Cinq milliards, c’est un chiffre dérisoire par rapport à l’immensité du défi et à ses conséquences : stabilité des pays et sécurité, réduction des migrations massives, contribution à la croissance européenne et mondiale, aide à l’adaptation aux conséquences du dérèglement climatique – qui sont déjà une réalité chez nous –, réalité d’un vivre-ensemble et d’un destin partagé. Certes, c’est dérisoire ; encore faut-il le faire !

Il faut, à Paris, un accord simple, robuste, automatique, garanti et rapide avec une mise en oeuvre dès 2016 et une clé de répartition claire. Il faut évidemment que l’Afrique organise un instrument dédié et mette en place les systèmes d’évaluation et de contrôle adéquats. Nous sommes prêts !

Mais nous voulons aussi que cette contribution financière se réduise au fur et à mesure de la diminution des émissions de CO2 des pays contributeurs, sur la base d’un bonus-malus : les pays développés réduiront leurs contributions en fonction de la réduction de leurs émissions. Un tel plan, véritable plan de paix, permettra à l’Afrique d’être le premier continent soutenable de l’humanité. C’est parfaitement faisable, il n’y a plus de problème technique !

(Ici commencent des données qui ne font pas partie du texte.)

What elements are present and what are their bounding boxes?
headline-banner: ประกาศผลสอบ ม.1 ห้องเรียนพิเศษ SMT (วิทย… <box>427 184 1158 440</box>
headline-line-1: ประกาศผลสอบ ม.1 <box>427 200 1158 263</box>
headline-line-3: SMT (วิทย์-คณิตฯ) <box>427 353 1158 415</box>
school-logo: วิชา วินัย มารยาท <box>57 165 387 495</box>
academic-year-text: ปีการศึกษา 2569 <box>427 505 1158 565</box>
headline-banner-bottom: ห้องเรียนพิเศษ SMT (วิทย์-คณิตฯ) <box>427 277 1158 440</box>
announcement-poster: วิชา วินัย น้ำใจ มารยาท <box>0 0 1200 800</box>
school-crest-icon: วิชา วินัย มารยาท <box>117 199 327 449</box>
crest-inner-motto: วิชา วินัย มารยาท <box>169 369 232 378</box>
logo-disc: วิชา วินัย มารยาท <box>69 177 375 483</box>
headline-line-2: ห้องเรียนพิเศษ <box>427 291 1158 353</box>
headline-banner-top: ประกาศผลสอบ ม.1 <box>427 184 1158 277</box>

Pour y parvenir, il nous faut un accord clair, un accord objectif, un chef et les moyens adéquats. Grâce à un tel accord, l’Afrique pourra passer de 25 % à 100 % d’électricité en dix ans ; au vu des projets existants, on sait qu’une grande partie du chemin pourra être faite en trois ou quatre ans. C’est un projet aux efforts modestes et aux effets considérables !

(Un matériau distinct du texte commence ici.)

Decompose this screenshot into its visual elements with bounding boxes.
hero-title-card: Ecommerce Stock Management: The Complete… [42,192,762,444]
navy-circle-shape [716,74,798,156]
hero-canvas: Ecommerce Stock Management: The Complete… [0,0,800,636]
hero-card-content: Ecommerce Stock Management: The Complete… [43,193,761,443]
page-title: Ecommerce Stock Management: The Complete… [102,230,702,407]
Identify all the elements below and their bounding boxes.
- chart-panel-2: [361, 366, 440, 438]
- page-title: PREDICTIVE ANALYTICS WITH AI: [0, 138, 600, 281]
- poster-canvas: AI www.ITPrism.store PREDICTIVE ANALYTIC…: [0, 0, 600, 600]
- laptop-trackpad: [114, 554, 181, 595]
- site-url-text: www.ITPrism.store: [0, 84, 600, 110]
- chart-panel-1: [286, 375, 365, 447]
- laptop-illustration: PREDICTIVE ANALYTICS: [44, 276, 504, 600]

Un bon accord à Paris tiendrait en deux pages. La première porterait sur les engagements de réduction des émissions des pays émetteurs de CO2 par an, au cours des vingt années à venir. La deuxième porterait sur la contribution et la clé de répartition, au profit des pays pauvres et victimes du dérèglement climatique, selon un processus vertueux de bonus-malus.